Not to be outdone, People magazine told of the party for 45 people thrown by Georgia in celebration of the final divorce, where one guest reportedly stated: “It is a pyrrhic victory, says a friend: ‘Now the house has ghosts.’”

Yikes.

And Waller’s response to all this?

“Waller says that there are ‘all sorts of rumors about me,’ and that ’88 percent’ of what has been written is wrong.” So says the Sacramento Bee in 2005. 

Enough.

How do we take the measure of a man’s life? Is there a truth to be found? Are we left with President Trump and his “alternative facts”? Does the outrageous and titillating always triumph? Is everything relative even when the dirt hits flat against the lid of the coffin?

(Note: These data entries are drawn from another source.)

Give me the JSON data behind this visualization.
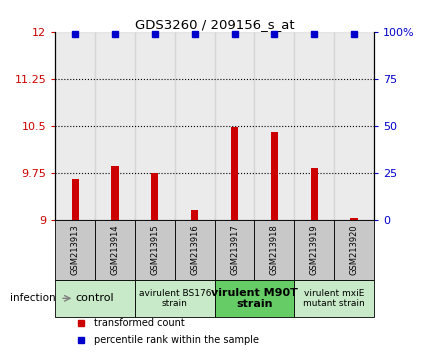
{
  "title": "GDS3260 / 209156_s_at",
  "samples": [
    "GSM213913",
    "GSM213914",
    "GSM213915",
    "GSM213916",
    "GSM213917",
    "GSM213918",
    "GSM213919",
    "GSM213920"
  ],
  "red_values": [
    9.65,
    9.85,
    9.75,
    9.15,
    10.48,
    10.4,
    9.82,
    9.02
  ],
  "blue_values": [
    99,
    99,
    99,
    99,
    99,
    99,
    99,
    99
  ],
  "ylim_left": [
    9,
    12
  ],
  "ylim_right": [
    0,
    100
  ],
  "yticks_left": [
    9,
    9.75,
    10.5,
    11.25,
    12
  ],
  "yticks_right": [
    0,
    25,
    50,
    75,
    100
  ],
  "groups": [
    {
      "label": "control",
      "start": 0,
      "end": 2,
      "color": "#c8eac8",
      "fontsize": 8,
      "bold": false
    },
    {
      "label": "avirulent BS176\nstrain",
      "start": 2,
      "end": 4,
      "color": "#c8eac8",
      "fontsize": 6.5,
      "bold": false
    },
    {
      "label": "virulent M90T\nstrain",
      "start": 4,
      "end": 6,
      "color": "#66cc66",
      "fontsize": 8,
      "bold": true
    },
    {
      "label": "virulent mxiE\nmutant strain",
      "start": 6,
      "end": 8,
      "color": "#c8eac8",
      "fontsize": 6.5,
      "bold": false
    }
  ],
  "bar_color": "#cc0000",
  "dot_color": "#0000cc",
  "left_tick_color": "#cc0000",
  "right_tick_color": "#0000cc",
  "legend_items": [
    {
      "color": "#cc0000",
      "label": "transformed count"
    },
    {
      "color": "#0000cc",
      "label": "percentile rank within the sample"
    }
  ],
  "infection_label": "infection",
  "sample_area_color": "#c8c8c8",
  "background_color": "#ffffff",
  "plot_bg": "#ffffff"
}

I don’t think so. There is truth. The sun does rise and the sun does fall. If you hit me, I will hurt. Cinnamon rolls are a glimpse of heaven.

It’s just that people are not the best source of truth.

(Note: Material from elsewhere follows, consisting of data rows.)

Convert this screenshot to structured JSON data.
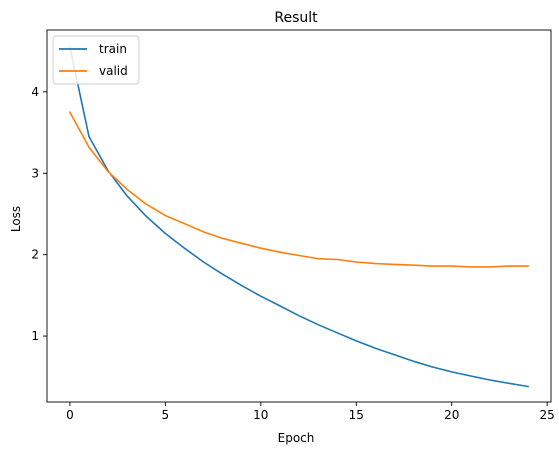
{
  "chart_data": {
    "type": "line",
    "title": "Result",
    "xlabel": "Epoch",
    "ylabel": "Loss",
    "xlim": [
      -1.2,
      25.2
    ],
    "ylim": [
      0.19,
      4.76
    ],
    "xticks": [
      0,
      5,
      10,
      15,
      20,
      25
    ],
    "yticks": [
      1,
      2,
      3,
      4
    ],
    "grid": false,
    "legend_position": "top-left",
    "x": [
      0,
      1,
      2,
      3,
      4,
      5,
      6,
      7,
      8,
      9,
      10,
      11,
      12,
      13,
      14,
      15,
      16,
      17,
      18,
      19,
      20,
      21,
      22,
      23,
      24
    ],
    "series": [
      {
        "name": "train",
        "color": "#1f77b4",
        "values": [
          4.55,
          3.45,
          3.03,
          2.72,
          2.47,
          2.26,
          2.08,
          1.91,
          1.76,
          1.62,
          1.49,
          1.37,
          1.25,
          1.14,
          1.04,
          0.94,
          0.85,
          0.77,
          0.69,
          0.62,
          0.56,
          0.51,
          0.46,
          0.42,
          0.38
        ]
      },
      {
        "name": "valid",
        "color": "#ff7f0e",
        "values": [
          3.75,
          3.32,
          3.02,
          2.8,
          2.62,
          2.48,
          2.38,
          2.28,
          2.2,
          2.14,
          2.08,
          2.03,
          1.99,
          1.95,
          1.94,
          1.91,
          1.89,
          1.88,
          1.87,
          1.86,
          1.86,
          1.85,
          1.85,
          1.86,
          1.86
        ]
      }
    ]
  }
}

I once had a murder case with an eyewitness. Yup, a person who saw the bad guy actually shoot the victim. A slam dunk case, most would say.

Of course, I lost.

As I moaned and groaned and felt horrible for the victim’s family, I remembered what an old prosecutor told me many years before when we were doing a burglary case out of Newton.

“Joe, I’d rather have one fingerprint at a crime scene than a dozen priests who are eyewitnesses.”

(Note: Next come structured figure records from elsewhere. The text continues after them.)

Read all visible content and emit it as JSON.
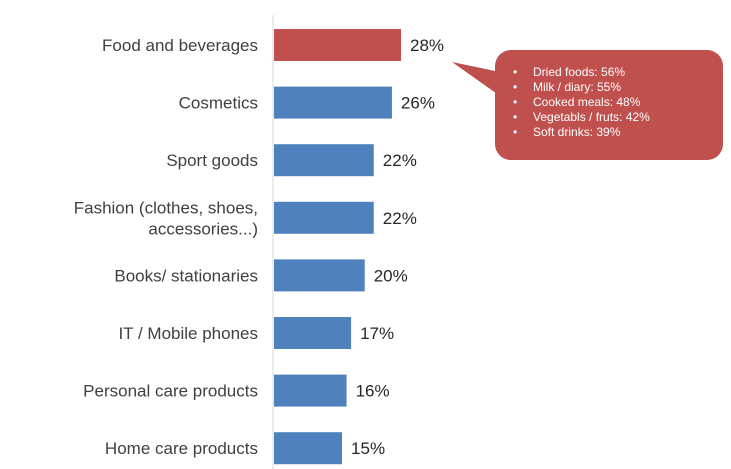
{
  "chart_data": {
    "type": "bar",
    "orientation": "horizontal",
    "categories": [
      "Food and beverages",
      "Cosmetics",
      "Sport goods",
      "Fashion (clothes, shoes,\naccessories...)",
      "Books/ stationaries",
      "IT / Mobile phones",
      "Personal care products",
      "Home care products"
    ],
    "values": [
      28,
      26,
      22,
      22,
      20,
      17,
      16,
      15
    ],
    "value_labels": [
      "28%",
      "26%",
      "22%",
      "22%",
      "20%",
      "17%",
      "16%",
      "15%"
    ],
    "highlight_index": 0,
    "xlim": [
      0,
      50
    ],
    "title": "",
    "xlabel": "",
    "ylabel": "",
    "grid": false,
    "colors": {
      "default": "#4f81bd",
      "highlight": "#c0504d",
      "axis": "#d9d9d9"
    }
  },
  "callout": {
    "items": [
      "Dried foods: 56%",
      "Milk / diary: 55%",
      "Cooked meals: 48%",
      "Vegetabls / fruts: 42%",
      "Soft drinks: 39%"
    ],
    "color": "#c0504d"
  }
}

Why is this? Well, we are all fallible it seems. We see what we want to see. We blink and fill in missing pieces. We hear things and develop pictures in our brain that are totally made up. Our past impacts our interpretation of the present. Darkness, trees, TV noises, itches, dirty glasses, and “Get down tonight” humming in our head gives each of us our own picture of reality. Or, is it clearer to say, our own picture of fantasy? Listen, you pay your money and make your choice.

But don’t get me wrong, there is truth. There is a measurable fingerprint.

Robert Waller wrote some great stuff. He wrote of sadness and joy and love and romance. He wrote about perfecting a jump shot and disappointing his father. He wrote of his only child leaving for college and his utter sadness in her empty room. He wrote of his love for his first wife and his pride in her independence. He wrote of the heart-wrenching death of his cat. He wrote about magic. And he wrote about Iowa.

He loved Iowa so much that he wanted his ashes scattered at the merging of the Winnebago and the Shell Rock rivers below Rockford, Iowa.

“I try to sort out the feelings. I am alive, breathing, healthy. Yet one day I will float out over these waters.”

That was written back in 1987 in his book Just Beyond the Firelight, before all the fame and glory and infamy. And here we are, 30 years later.

“Romance dances just beyond the firelight, in the corner of your eye.”

Robert Waller wrote that line.

That is a truth.

May he rest in peace.

Joe

 

4 thoughts on “Robert Waller — the measure of a life

  1. Thank you. I was reading Robert Waller before he became “famous” with Bridges. Really enjoyed his Just Beyond the Firelight. Just as I enjoy your writings.

  2. Oh Joe! So much I could say about this piece, how we all see ‘reality’ through the filters of our own minds. But what I’ll say instead is my personal tribute to Robert Waller. He was a wonderful writer! I used to eagerly open the Sunday Des Moines Register of old (you know..back in the days when it was a real newspaper, not a USA Today clone.) Would there be a op-ed piece from Robert Waller? So delighted when there was and I could sink into his world. Yes, he went to the ‘dark side’ and wrote romantic novels for money. But you could still find pearls of beauty in them. (and what the hell is wrong with romance?) “Romance dances just beyond the firelight, in the corner of your eye.” Wish I had written that! Life is messy; love is messy. All of us make choices. My opinion: lives should not be judged on their messiness, but rather on their rich complexity and whether they add beauty to the world. RIP, Robert Waller.

  3. Bravo! You are so right – it’s complicated. People are complicated. We have the ability to do brilliant things and also do amazingly petty and mean things. I’m so glad you included the lovely quotes.